A Sikh council worker who refused to join an office fridge-cleaning rota because his religious beliefs banned him from touching or handling meat products could* be the victim of discrimination, the EAT has ruled.

*My emphasis! ;-)

The EAT heard that although all Sikhs were not necessarily banned from eating or touching meat, the claimant was a member of a revivalist branch with different rules.

A revivalist branch? *Rolls eyes*. OK, OK, carry on officer. ;-)

Delivering judgment in Chatwal v Wandsworth Borough Council(UKEAT/0487/10/JOJ), Recorder Luba said Mr Chatwal was a customer services adviser in the council’s technical services department.
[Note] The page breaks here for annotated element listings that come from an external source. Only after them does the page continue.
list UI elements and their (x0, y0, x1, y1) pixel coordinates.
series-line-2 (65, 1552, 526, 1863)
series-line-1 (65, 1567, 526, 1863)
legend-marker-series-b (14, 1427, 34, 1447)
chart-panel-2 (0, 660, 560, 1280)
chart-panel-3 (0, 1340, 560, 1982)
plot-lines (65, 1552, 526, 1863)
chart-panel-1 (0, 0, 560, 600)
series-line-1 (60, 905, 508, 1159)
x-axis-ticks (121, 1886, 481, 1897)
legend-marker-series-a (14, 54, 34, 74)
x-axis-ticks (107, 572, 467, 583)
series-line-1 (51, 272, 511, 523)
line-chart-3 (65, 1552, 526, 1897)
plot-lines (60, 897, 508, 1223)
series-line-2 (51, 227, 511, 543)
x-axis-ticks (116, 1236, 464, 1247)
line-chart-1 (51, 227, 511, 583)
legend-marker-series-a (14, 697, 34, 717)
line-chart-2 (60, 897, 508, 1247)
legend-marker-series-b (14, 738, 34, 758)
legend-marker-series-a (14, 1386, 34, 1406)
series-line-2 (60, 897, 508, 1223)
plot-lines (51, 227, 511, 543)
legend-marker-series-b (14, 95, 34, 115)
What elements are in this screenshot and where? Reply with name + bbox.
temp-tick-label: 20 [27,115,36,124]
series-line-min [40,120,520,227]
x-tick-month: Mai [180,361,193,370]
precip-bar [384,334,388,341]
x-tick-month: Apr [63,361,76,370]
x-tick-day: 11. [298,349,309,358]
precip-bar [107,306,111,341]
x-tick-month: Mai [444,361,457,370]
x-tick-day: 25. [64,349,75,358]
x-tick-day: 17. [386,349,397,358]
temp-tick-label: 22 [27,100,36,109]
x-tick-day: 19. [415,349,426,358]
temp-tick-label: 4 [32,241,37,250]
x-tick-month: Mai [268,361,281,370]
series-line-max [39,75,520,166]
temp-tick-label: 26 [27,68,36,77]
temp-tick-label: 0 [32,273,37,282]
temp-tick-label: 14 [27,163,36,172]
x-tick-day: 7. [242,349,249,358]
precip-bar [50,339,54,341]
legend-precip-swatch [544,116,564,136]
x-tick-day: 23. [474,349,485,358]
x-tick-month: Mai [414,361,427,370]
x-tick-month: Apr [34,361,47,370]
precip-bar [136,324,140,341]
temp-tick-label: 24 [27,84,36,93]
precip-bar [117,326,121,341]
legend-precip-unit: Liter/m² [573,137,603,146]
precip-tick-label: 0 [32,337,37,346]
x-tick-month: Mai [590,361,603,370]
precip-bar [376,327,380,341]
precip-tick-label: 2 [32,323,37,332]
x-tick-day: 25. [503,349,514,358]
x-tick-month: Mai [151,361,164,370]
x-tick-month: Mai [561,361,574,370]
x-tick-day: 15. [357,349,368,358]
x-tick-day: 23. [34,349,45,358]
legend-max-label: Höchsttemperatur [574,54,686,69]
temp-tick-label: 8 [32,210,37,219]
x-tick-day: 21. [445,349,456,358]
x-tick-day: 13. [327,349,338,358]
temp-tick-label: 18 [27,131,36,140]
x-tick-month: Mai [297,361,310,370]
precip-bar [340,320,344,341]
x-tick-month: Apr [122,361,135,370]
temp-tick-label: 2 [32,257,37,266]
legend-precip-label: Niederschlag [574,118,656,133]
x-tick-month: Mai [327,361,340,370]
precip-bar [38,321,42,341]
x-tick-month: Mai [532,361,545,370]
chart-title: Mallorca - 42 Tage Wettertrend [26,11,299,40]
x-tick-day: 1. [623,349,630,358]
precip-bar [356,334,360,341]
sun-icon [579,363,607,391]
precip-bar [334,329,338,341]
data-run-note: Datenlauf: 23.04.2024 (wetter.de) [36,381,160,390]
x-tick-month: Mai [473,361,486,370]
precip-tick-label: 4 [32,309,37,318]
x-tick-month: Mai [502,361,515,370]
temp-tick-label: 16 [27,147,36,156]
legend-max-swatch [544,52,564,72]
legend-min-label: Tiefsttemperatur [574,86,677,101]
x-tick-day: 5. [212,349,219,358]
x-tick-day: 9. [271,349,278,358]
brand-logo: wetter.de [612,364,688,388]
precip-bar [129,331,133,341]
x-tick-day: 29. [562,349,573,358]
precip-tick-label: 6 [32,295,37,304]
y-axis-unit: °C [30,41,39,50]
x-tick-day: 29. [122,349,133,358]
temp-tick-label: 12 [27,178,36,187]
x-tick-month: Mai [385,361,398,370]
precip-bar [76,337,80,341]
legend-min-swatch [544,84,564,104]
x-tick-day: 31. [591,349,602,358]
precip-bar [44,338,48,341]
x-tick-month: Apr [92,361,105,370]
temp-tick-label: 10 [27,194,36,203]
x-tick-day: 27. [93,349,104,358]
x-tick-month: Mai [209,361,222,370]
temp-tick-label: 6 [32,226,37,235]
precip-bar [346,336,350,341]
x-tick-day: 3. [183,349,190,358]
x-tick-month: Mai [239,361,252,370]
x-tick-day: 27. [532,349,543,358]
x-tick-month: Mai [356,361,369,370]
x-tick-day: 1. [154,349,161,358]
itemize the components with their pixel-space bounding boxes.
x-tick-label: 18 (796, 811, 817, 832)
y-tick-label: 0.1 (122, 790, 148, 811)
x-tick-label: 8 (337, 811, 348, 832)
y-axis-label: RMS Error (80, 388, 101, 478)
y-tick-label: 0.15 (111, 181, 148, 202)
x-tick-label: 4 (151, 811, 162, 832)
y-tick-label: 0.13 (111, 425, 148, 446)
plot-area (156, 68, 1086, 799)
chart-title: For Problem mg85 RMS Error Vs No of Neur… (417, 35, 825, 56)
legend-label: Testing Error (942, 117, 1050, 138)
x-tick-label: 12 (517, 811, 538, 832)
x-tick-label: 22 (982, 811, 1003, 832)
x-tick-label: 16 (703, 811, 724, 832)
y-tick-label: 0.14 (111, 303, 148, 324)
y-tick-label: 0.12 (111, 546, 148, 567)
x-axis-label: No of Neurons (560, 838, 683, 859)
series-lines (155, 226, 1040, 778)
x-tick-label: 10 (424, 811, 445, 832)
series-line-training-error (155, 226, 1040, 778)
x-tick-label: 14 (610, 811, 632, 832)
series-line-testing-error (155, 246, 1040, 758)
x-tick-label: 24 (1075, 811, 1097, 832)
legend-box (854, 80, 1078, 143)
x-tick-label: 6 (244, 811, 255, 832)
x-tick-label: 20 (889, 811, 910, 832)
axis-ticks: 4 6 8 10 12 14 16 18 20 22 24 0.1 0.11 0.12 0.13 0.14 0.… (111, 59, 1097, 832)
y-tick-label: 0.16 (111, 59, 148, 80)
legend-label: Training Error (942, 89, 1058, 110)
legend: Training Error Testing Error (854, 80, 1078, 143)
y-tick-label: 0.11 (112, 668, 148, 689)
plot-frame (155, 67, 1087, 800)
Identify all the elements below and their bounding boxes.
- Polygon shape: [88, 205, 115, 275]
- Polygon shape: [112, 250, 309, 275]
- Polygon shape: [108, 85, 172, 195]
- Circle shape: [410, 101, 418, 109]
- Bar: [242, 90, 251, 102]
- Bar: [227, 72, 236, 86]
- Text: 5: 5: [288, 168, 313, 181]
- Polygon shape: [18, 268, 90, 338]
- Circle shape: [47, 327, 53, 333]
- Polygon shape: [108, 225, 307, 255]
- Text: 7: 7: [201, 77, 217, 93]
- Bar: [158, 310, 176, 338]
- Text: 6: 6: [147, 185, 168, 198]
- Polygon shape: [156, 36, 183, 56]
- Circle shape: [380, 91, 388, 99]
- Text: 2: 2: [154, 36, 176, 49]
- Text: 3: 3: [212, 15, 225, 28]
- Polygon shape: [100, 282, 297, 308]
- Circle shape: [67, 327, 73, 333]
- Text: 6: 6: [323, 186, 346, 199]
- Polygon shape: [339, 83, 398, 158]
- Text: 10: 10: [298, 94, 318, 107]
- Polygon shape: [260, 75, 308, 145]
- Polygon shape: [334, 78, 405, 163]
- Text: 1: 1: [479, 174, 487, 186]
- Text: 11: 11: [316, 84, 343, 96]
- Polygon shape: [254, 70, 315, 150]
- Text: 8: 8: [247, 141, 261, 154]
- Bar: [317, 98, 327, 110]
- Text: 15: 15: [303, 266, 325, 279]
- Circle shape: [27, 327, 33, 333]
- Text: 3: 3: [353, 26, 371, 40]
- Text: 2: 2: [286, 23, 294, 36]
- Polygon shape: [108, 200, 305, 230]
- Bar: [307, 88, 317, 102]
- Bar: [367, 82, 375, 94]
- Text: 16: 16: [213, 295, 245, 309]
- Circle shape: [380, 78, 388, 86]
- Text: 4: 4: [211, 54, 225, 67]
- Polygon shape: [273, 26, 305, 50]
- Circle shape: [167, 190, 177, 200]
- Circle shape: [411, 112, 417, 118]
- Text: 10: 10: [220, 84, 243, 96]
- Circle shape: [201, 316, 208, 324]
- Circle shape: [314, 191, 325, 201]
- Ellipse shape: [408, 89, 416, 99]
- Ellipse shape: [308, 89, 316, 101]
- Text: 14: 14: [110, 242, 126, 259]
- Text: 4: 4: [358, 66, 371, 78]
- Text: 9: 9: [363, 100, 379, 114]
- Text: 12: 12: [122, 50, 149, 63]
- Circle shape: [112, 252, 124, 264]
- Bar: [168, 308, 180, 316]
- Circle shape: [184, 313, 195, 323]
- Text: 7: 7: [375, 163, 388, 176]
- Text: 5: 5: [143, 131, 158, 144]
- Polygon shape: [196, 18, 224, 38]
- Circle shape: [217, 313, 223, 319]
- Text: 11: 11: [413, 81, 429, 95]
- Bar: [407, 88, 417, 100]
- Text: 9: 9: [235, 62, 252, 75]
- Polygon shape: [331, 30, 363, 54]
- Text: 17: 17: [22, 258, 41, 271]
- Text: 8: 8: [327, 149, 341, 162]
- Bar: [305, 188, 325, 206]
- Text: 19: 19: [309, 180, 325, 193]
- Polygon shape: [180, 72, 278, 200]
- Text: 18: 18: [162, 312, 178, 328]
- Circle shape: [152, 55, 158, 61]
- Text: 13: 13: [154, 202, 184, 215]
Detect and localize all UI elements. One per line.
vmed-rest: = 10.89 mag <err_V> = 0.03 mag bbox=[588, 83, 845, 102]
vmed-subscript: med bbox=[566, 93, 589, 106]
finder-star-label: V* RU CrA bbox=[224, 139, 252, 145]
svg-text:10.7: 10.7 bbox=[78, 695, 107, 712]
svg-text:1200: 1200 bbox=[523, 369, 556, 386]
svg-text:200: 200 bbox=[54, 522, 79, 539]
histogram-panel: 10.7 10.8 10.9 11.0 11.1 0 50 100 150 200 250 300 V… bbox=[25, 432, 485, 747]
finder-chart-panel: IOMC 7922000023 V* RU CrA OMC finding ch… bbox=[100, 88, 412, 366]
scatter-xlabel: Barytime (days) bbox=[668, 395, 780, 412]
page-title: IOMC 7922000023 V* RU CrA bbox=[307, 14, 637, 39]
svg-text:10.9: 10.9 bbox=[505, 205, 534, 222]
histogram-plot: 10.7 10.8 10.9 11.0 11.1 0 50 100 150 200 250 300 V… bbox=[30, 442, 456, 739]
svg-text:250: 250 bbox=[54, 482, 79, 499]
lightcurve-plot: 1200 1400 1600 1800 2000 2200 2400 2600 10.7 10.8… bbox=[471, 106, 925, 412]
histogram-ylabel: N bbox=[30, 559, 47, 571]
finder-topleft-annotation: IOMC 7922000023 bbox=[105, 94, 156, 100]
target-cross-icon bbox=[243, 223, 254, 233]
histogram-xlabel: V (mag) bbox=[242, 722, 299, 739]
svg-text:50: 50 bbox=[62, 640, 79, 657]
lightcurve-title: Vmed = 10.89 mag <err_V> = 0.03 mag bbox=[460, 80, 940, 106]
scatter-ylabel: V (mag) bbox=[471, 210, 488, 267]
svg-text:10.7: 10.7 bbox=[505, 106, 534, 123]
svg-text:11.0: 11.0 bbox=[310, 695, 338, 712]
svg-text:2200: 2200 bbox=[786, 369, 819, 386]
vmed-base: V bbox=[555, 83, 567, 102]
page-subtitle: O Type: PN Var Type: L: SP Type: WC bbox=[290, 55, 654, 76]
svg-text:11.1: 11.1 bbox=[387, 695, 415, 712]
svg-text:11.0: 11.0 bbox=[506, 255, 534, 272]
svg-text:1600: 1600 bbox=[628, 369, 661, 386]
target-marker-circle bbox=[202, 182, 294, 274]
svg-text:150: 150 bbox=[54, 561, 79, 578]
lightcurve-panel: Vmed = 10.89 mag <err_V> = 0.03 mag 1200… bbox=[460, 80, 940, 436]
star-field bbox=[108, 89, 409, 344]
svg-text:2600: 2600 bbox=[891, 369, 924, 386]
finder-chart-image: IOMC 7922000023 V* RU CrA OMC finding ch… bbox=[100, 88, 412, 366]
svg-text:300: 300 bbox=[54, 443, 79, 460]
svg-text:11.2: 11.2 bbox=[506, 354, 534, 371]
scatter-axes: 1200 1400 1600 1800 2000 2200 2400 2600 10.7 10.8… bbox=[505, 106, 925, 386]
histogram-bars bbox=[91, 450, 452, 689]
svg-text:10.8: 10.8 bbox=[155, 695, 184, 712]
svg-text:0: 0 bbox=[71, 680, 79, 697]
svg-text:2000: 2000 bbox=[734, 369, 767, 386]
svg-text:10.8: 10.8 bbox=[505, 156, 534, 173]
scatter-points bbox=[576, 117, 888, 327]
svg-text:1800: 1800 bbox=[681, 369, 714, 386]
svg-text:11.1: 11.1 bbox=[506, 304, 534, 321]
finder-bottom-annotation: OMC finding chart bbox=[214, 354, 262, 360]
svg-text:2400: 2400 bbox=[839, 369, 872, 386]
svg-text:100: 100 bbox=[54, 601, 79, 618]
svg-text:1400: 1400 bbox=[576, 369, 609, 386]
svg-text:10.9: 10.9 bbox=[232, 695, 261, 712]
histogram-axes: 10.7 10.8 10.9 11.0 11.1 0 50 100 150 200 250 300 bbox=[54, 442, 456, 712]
Recorder Luba said that in 2008 the council introduced a requirement that staff using the communal kitchen must take part in cleaning the fridge.

“Having declined to comply with the fridge cleaning requirement, he did not participate in the rota and was, in consequence, not able to use the kitchen any longer.”

Oh for goodness’ sake: are Revivalist Sikhs prevented from popping on a pair of marigolds now? Or what’s stopping him scraping it out with a spatula and keeping the suspicious remains safely at arms’ length? Given the hideous condition of most workplace fridges and the diabolical remnants that lurk within, surely that’s what any sensible person would do, regardless of their ‘religion’.

And don’t get me wrong – I’ve every respect for religion and religious beliefs, but this is just silly.

Comments

  1. Actually, I can see the claimant's point.

    It's a mistake to think that all adherents of a religion will have the same beliefs. As a Reform Jew, I will do things that an Orthodox Jew would not.

    So, for example, an Orthodox Jew would not work on Saturdays full stop. I prefer not to work on Saturdays, but have been known to do the odd overtime shift where absolutely necessary or attend an international meeting or conference for my job where it falls on a Saturday. I would, however, not take a job where Satuday working was a regular feature of the job.

    I can also imagine Orthodox Jews having an issue with being required to handle non-kosher food prodcuts. I'm not aware of a religious prohibition that extends beyond not eating such foodstuffs, but the taboo element is not to be underestimated. Even while wearing rubber gloves or holding the item at arm's length, you still have to handle (and even smell) the taboo item. I think it's probably hard to understand the emotional impact of religious taboos if you've never had experience of them.

    ReplyDelete
  2. It's political correctness gone mad I say!

    Is it something to do with that Common Market?

    ReplyDelete
  3. Serious Fraud Solicitors18 August 2011 at 20:40

    I agree with white rabbit, political correctness!, it makes everyone thing more about what and when they say it

    ReplyDelete
  4. Beth - yeah... you're probably right. I guess it depends if he used the fridge at all. If he steered well clear and didn't keep anything in there EVER I guess his claim holds water. If not, maybe he's using religion as a pretext to avoid cleaning a stinky fridge.

    In any case, I stand corrected (said the man in the orthopaedic shoes)... ;-)

    WR - That damn common market... it's got a lot to answer for.

    Serious Fraud Solicitors (now w/o the link) - yaha!